YKP Yürütme Kurulu üyesi Alpay Durduran denizlerdeki son durumu değerlendirdi. Konu ile ilgili açıklama şöyle:
Denizlerimizde kritik durum Türkiye’nin tehditlerine azaltma yapması ile daha az tehditkâr olmaya başladı. Askeri önlemler olarak donanma hareketleriyle iş ciddi boyutlarını koruyor. Derin deniz araştırma platformunu Kıbrıs Cumhuriyeti ile antlaşma yapmış olan Noble şirketi sularımıza getirdi ve sondaja başlanacağı açıklandı. Lakin Türkiye de kendi gemi yollama hazırlığını sürdürüyor ve askeri gemilerle sondajını korumaya alacağı izlenimini veriyor.
İngiltere Kıbrıs’ın münhasır ekonomik alan olarak komşularıyla antlaşma hakkının olduğunu açıkladı ve ABD Türkiye’nin bu konudaki iddialarının bilindiğini açıklamakla yetindi.

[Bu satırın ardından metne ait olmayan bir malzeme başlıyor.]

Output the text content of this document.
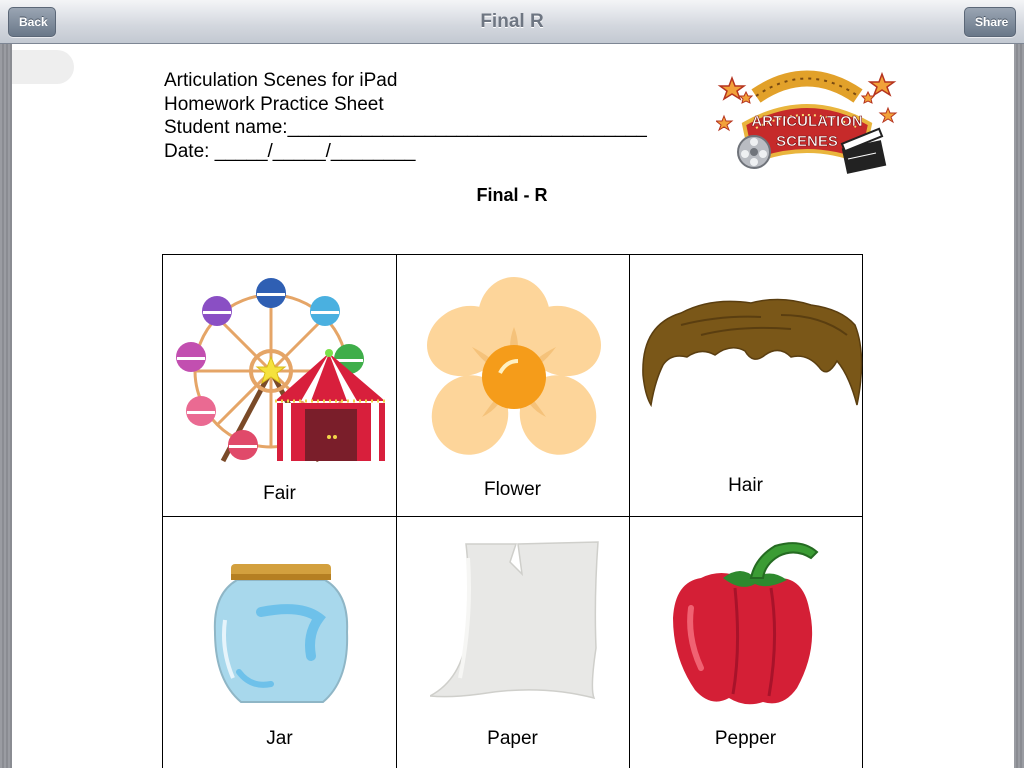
Final R
Back	Share
Articulation Scenes for iPad
Homework Practice Sheet
Student name:__________________________________
Date: _____/_____/________
ARTICULATION
SCENES
Final - R
Fair	Flower	Hair
Jar	Paper	Pepper
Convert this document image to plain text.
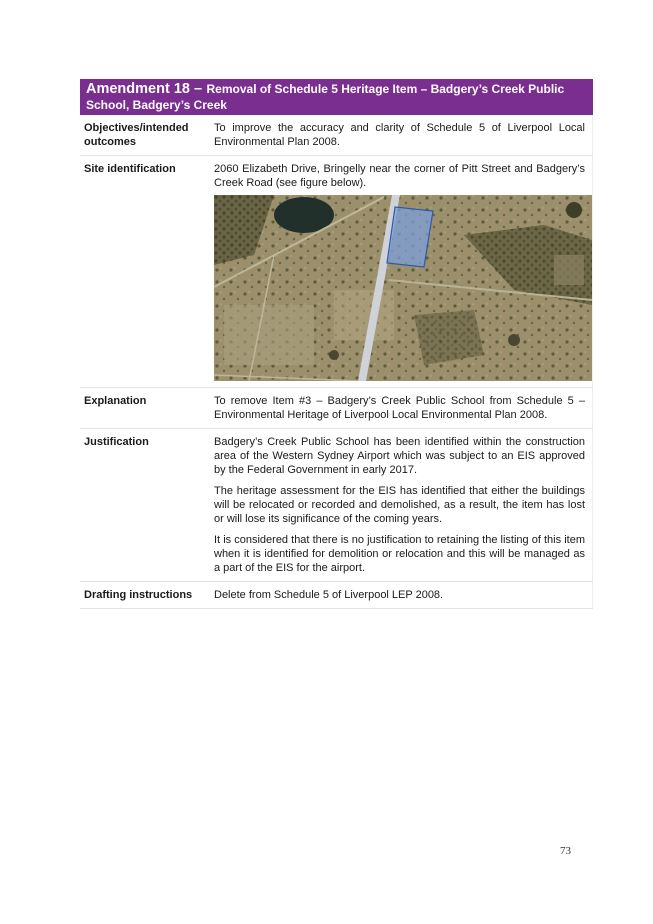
Amendment 18 – Removal of Schedule 5 Heritage Item – Badgery’s Creek Public School, Badgery’s Creek	
Objectives/intended outcomes	To improve the accuracy and clarity of Schedule 5 of Liverpool Local Environmental Plan 2008.
Site identification	2060 Elizabeth Drive, Bringelly near the corner of Pitt Street and Badgery’s Creek Road (see figure below).

Explanation	To remove Item #3 – Badgery’s Creek Public School from Schedule 5 – Environmental Heritage of Liverpool Local Environmental Plan 2008.
Justification	Badgery’s Creek Public School has been identified within the construction area of the Western Sydney Airport which was subject to an EIS approved by the Federal Government in early 2017.

The heritage assessment for the EIS has identified that either the buildings will be relocated or recorded and demolished, as a result, the item has lost or will lose its significance of the coming years.

It is considered that there is no justification to retaining the listing of this item when it is identified for demolition or relocation and this will be managed as a part of the EIS for the airport.

Drafting instructions	Delete from Schedule 5 of Liverpool LEP 2008.
73
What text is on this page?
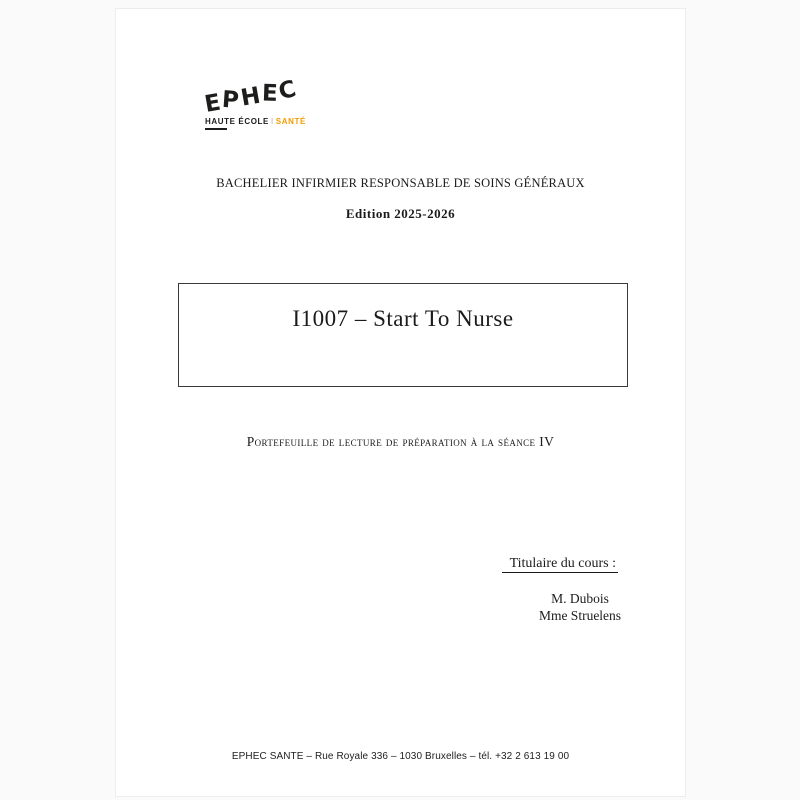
EPHEC
HAUTE ÉCOLE I SANTÉ
BACHELIER INFIRMIER RESPONSABLE DE SOINS GÉNÉRAUX
Edition 2025-2026
I1007 – Start To Nurse
Portefeuille de lecture de préparation à la séance IV
Titulaire du cours :
M. Dubois
Mme Struelens
EPHEC SANTE – Rue Royale 336 – 1030 Bruxelles – tél. +32 2 613 19 00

AB daha açık olarak Kıbrıs’ın haklarını tanıdığını açıkladı ve itidal tavsiye etti. Bu arada ise Türkiye NATO füze savunma sisteminin radarlarını Türkiye’ye konuşlandırma antlaşmasını imzaladı.
Gelişmelere göre Türkiye adaların kıta sahanlığı ve MEA (MEZ) hakkının olmadığı iddiasına dayanan haklarını kullanmak için girişimlerine devam edecek ve ilerde askeri müdahale dâhil siyasi girişimlerini sürdürecek. Tabii Kıbrıs’ta meşru bir hükümet yok Kıbrıslı Türkler ortak hükümete girip de meşru bir idare kurmadan MEZ tespit etmekten vazgeçilmesini de iddia etmeğe devam edecek.
Bizim idare ise buna sadece çözümü beklemelidirler demekten öte bir iddiada bulunmuyor. Muhalefet de ayni söylemi sürdürüp milli birlik beraberlik görünümü vermeye çalışıyor.
Esas dikkate almamız gerek şey bunların birlik ve beraberliklerinin Kıbrıs’ın lehine olmamasıdır. Hiç tartışmaya izin vermeden ve YKP’nin eleştirilerini görmezden gelerek tartışma açtırmayan iktidar ve muhalefetin meclis kanadı Türkiye’ye, adaların denizlerde üç mil karasuları dışında hak vermeyen iddiaya uygun olarak kuzeydeki denizdeki hakları üç mil dışında Türkiye’ye veren paylaşıma onay verdi. Haritaya bakan bu skandal paylaşımı görür. Kıbrıs’ı Meis adası gibi üç mile hapseden bu haritaya onay verenlerin ortak hükümet kurulsa Kıbrıs’a ne yapacakları bellidir.
Kıbrıs’ta çözüm olacak da bu dertler bitecek diye demeç veren ve çözüm olsun da ortaklaşa denizlerdeki servetleri Kıbrıslılar paylaşsın iddiasında olan CTP ve TDP dâhil sözde muhalefet ve diğer meclis partilerinin çözüm ile Ada’nın tümünü Türkiye’nin denetimine verecek olduklarını kanıtlamaktadırlar. Bunlarla Kıbrıslı bir çözüm hayal etmek öküz altında buzağı aramak demektir.
Tavizlere rağmen hala görüşmelerin devam etmesinin sürpriz olmadığı ortadadır.
Halkımız bunu görmeli ve ona göre hareket etmelidir.